We’ve already seen that the artificial pancreas can have a very positive effect on people’s lives and now, thanks to funding from the European Commission, we can see whether young children will also see these same benefits.
Type 1 diabetes is one of the most common chronic diseases in children; around one in 4,000 children under 14 years of age is diagnosed with the disease each year in the UK. The disease causes the pancreas to stop producing sufficient insulin to regulate blood sugar (glucose) levels, and poor glucose control can lead to complications including eye, heart and kidney disease. Episodes of very low glucose levels can cause serious complications and may be life threatening.
People affected by the condition have to manage their condition through long term treatment. This usually involves regular insulin injections – in some cases, several times a day. However, a team at the University of Cambridge and Cambridge University Hospitals hopes to replace these treatments with an artificial pancreas, a small, portable medical device designed to carry out the function of a healthy pancreas in controlling blood glucose levels, using digital technology to automate insulin delivery. The system is worn externally on the body, and is made up of three functional components: continuous glucose monitoring, a computer algorithm to calculate the insulin dose, and an insulin pump.
The artificial pancreas promises to transform management of type 1 diabetes. Several trials have already shown that it is effective for use both school children and adults in the home environment, and last year saw the first natural birth to a mother fitted with an artificial pancreas. However, there has as yet been no research into its use by young children at home.
Now, KidsAP, a collaboration led the University of Cambridge and involving institutes across Europe and in the US, has received a €4.6millon under the European Commission’s Horizon 2020 programme to carry out a trial of the artificial pancreas among children aged one to seven years with type 1 diabetes. Cambridge has received a €1.6m share of the grant to act as coordinator of the project.
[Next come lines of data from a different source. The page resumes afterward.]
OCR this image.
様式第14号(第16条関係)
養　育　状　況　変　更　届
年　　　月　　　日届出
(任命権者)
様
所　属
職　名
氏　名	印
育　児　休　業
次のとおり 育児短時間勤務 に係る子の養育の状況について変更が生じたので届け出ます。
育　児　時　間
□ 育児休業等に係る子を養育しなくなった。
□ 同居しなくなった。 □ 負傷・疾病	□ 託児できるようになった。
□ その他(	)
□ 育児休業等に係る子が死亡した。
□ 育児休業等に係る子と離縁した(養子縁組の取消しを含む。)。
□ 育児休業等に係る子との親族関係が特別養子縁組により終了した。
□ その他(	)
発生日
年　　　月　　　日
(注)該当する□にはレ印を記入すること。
“We’ve already seen that the artificial pancreas can have a very positive effect on people’s lives and now, thanks to funding from the European Commission, we can see whether young children will also see these same benefits,” said Dr Roman Hovorka from the Department of Paediatrics at the University of Cambridge and Addenbrooke’s Hospital, who is leading the project. “At the moment, children have to have frequent insulin injections that are at best inconvenient, but at worst painful. We hope this new technology will eliminate this need.”
An initial pilot of 24 children, the main study will split 94 children into two groups: one will be treated over a year by the artificial pancreas and the other half by state-of-the-art insulin pump therapy, already used by some adults and teenagers. The researchers will measure quality of life and investigate the impact of the two approaches on the children’s daily life, as well as looking at which is the more effective, and cost-effective, approach.
“If the artificial pancreas is shown to be more beneficial than insulin pump therapy, then we expect that it will change how type 1 diabetes is managed both nationally and internationally, with a much improved quality of life for young children,” added Professor David Dunger, collaborator on the project.